Friday found me complete worn out – I actually spoke with my supervisor about taking most of this week off. Greg, my younger son, rescued me, after a fashion. His classmates finished the transition to college this week, so he was at lose ends. Runescape is having one of its “Double-XP” weekends, and he was anticipating spending 72-hours glued to a monitor. I convinced him to come out to Barnes and Noble with me all three evenings. We sat on the bar stools along the counter – he reading an assigned novel for English and I working on C# exercises.
We did take some time off Saturday to take in The Intern, having a discussion of “class”, which I like to think of as a quality of character that preserves dignity. But while he ground away at his MMORPG, I went to bed early and slept, and added long naps in the afternoon.
I decided to go down to Culver City today to spend time with Jo Corbett and the community she nurtures with 5 Rhythms dance celebrations. It’s been more than a year since my last visit. I’ve been nurturing heartbreak, and am still very much in love with the woman that I lost down there. What can I say: the day that I met her, I was dancing alone, and turned around to find her gesturing with her arm in the air. We started dancing together, and the connection was just incredibly clear and strong. I noticed the people around us smiling. When I was done, I stepped back to bow in Namaste, and she called me closer, until I stood with my lips against her temple, whispering “That was so beautiful.”
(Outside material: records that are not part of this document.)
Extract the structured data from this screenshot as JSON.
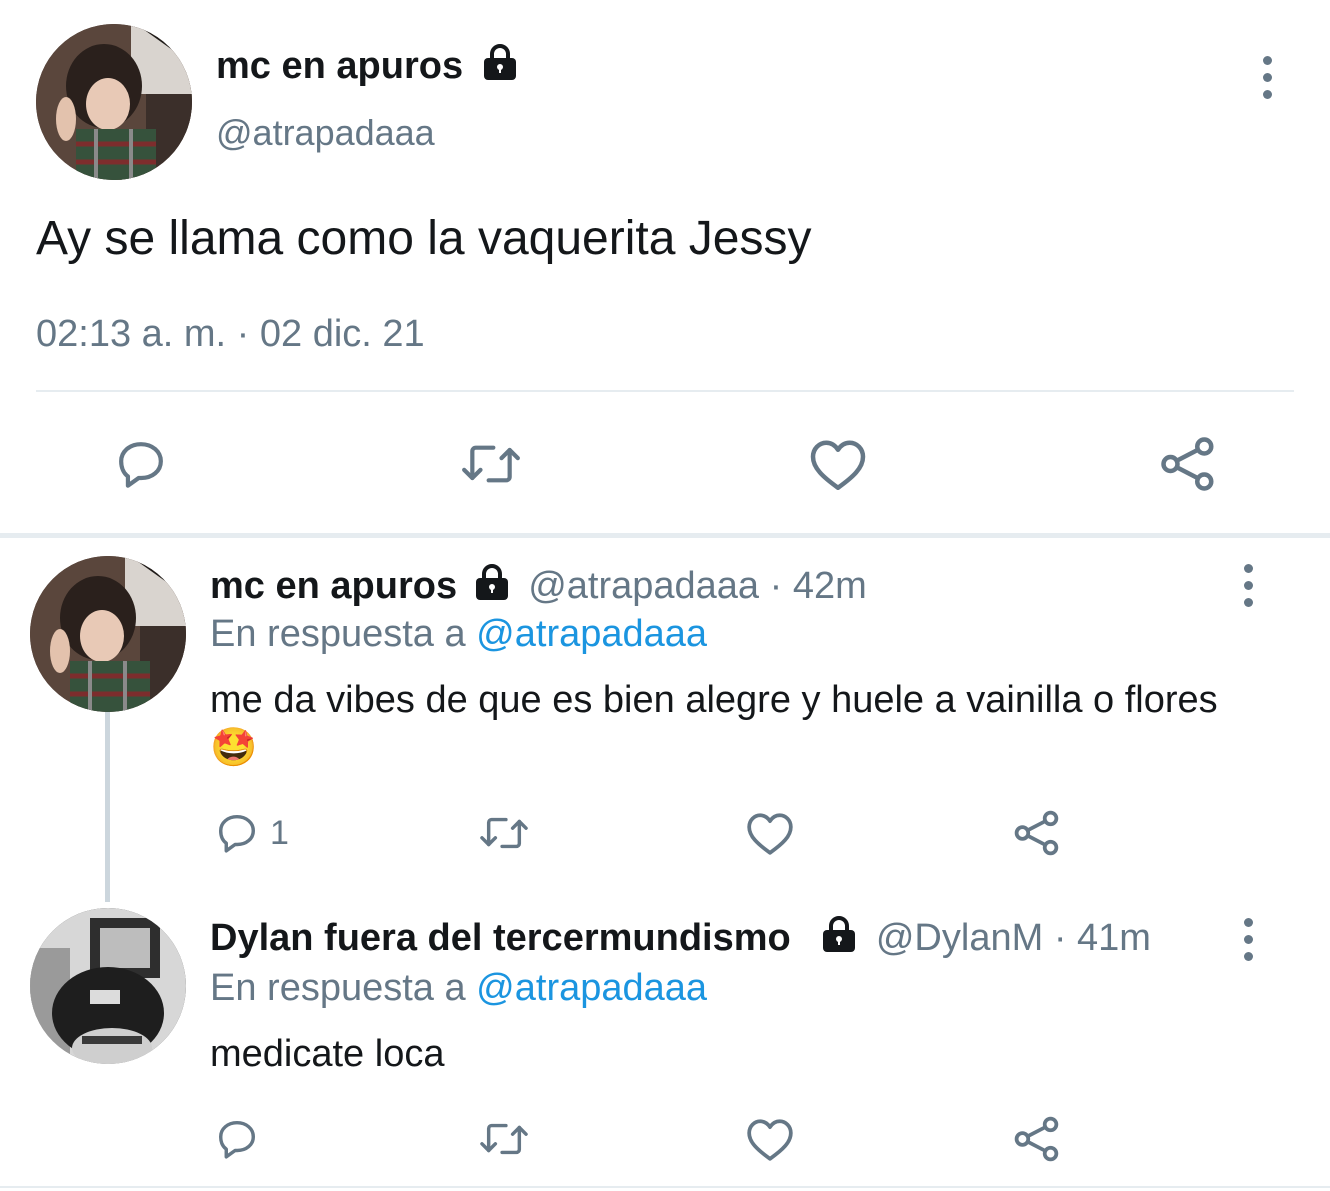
{
  "main_tweet": {
    "display_name": "mc en apuros",
    "handle": "@atrapadaaa",
    "text": "Ay se llama como la vaquerita Jessy",
    "timestamp": "02:13 a. m. · 02 dic. 21",
    "icons": [
      "lock-icon",
      "more-icon",
      "reply-icon",
      "retweet-icon",
      "like-icon",
      "share-icon"
    ]
  },
  "replies": [
    {
      "display_name": "mc en apuros",
      "handle": "@atrapadaaa",
      "time": "· 42m",
      "in_reply_prefix": "En respuesta a",
      "in_reply_handle": "@atrapadaaa",
      "text": "me da vibes de que es bien alegre y huele a vainilla o flores",
      "emoji": "🤩",
      "reply_count": "1"
    },
    {
      "display_name": "Dylan fuera del tercermundismo",
      "handle": "@DylanM",
      "time": "· 41m",
      "in_reply_prefix": "En respuesta a",
      "in_reply_handle": "@atrapadaaa",
      "text": "medicate loca",
      "reply_count": ""
    }
  ],
  "colors": {
    "text": "#14171a",
    "secondary": "#657786",
    "link": "#1b95e0",
    "divider": "#e6ecf0"
  }
}
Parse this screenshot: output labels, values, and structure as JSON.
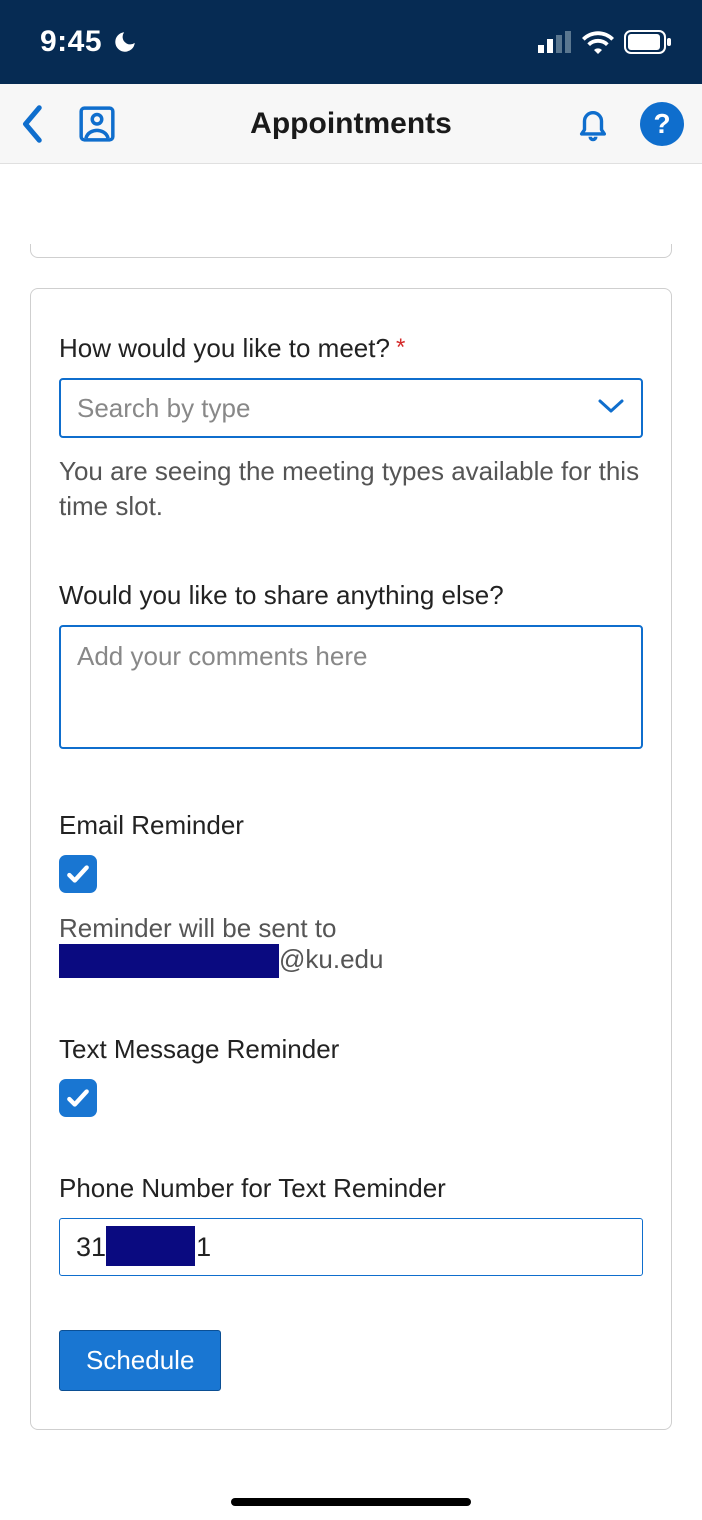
{
  "statusbar": {
    "time": "9:45"
  },
  "header": {
    "title": "Appointments"
  },
  "form": {
    "meet": {
      "label": "How would you like to meet?",
      "placeholder": "Search by type",
      "help": "You are seeing the meeting types available for this time slot."
    },
    "comments": {
      "label": "Would you like to share anything else?",
      "placeholder": "Add your comments here"
    },
    "emailReminder": {
      "label": "Email Reminder",
      "checked": true,
      "sentTo": "Reminder will be sent to",
      "emailSuffix": "@ku.edu"
    },
    "textReminder": {
      "label": "Text Message Reminder",
      "checked": true
    },
    "phone": {
      "label": "Phone Number for Text Reminder",
      "valuePrefix": "31",
      "valueSuffix": "01"
    },
    "scheduleLabel": "Schedule"
  }
}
What I realized was that, while with every woman before her, I felt like I was being drawn in and wrapped up, the dance that we had shared involved an expanding through each other. That night, my dreams were filled with turmoil, with people clamoring for my notice, only resolving in the early hours of the morning when she announced “I was Persephone.” The last time I saw her, I told her “Jamie Grace, every time I see you, I see all of life. Everything that I have done here has been in an effort to give you the power you need to heal yourself. I am sorry it hurts, and I wish that they would just stop.”
I still dream of her, but her mother is also in the community, and seems to still believe that she has the right to manage our affairs. So I withdrew, hoping that my lady would call me back when she was ready to take on the work that we were meant to do together.
It seemed that the signals were becoming more positive, so I decided to head back down. I woke this morning, however, to a tumult in my mind, with churches all over the Conejo Valley clamoring for my visit. I thought to go out to Malibu for some peace, but the early services were all underway by the time I was ready to leave. So I decided to just skip church, and go out to Malibu Creek State Park.
It was not entirely a mistake. I haven’t been out there in years, and was devastated that the river was dry. The chattering voices on the trail kept interrupting my communion, so I headed down the bank to the dry, lime-covered river rocks. I crept back to the trail at the bridge crossing. A shady copse called to me, but I kept on heading down the trail, and was surprised to hear what I took to be rustling in the dried leaves from the other bank. The wind didn’t seem strong, and when I rounded the last curve, I was happy to see the source of my error: apparently the Park was diverting water to the pools that blocked the trail at its end. I sat in the shade of a reed bed to luxuriate in the air’s moisture.
Down in Culver City, I encountered many new faces, but no Jamie Grace. I did what I always do there, however, trying to clear the psychological space around those that needed it, letting them connect to the healing energies that were trying to reach them.
What was really different, however, was that others began to reach out to me. This culminated near the end of the celebration. Jo was playing a melancholy meditation on the modern state of affairs, with lyrics that prayed for patience from an unknown source. I internalized the plea as directed to the Earth itself, and felt just overwhelmed by the sorrow of the land that we had suffocated with asphalt and concrete. As I bowed my head to the floor, two people came up to press on my back.
That had never happened before.
Recovering somewhat, I rolled over, and felt this beautiful energy reaching down to me from the sky. Jack-knifing to bring my heart closer to the heavens, I was suffused with joy, and laid down on my back, arms outstretched. I felt hands on my head, and a gentleman stroking my solar plexus. They kept on stretching me out, perhaps not understanding what they were unlocking.
And so it happened again, for the third time in the last three months. My heart filled with sorrow, and I arched on my back and shouted my agony. They didn’t run away, but hung on as my body arched in powerful spasms, settling only to arch again. Gathering myself, I shut the door again, and rested. When I recovered, I embraced them each in turn to whisper, “It’s going to be OK.”
There must have been some talking as I changed, because afterwards two women came up to ask if I was the man that had “cleared” today. Upon my confirmation, they said that they were really glad that I had – that everybody in the room felt a great release when I did – and thanked me for having the courage to share my sorrow with them.
I know what specific images I have when these experiences occur, and often wonder whether others share them. But they seemed confused when I alluded to the matter. They weren’t directly involved, however, but I wonder how long it will be until the consequentiality of the phenomenon is obvious to others.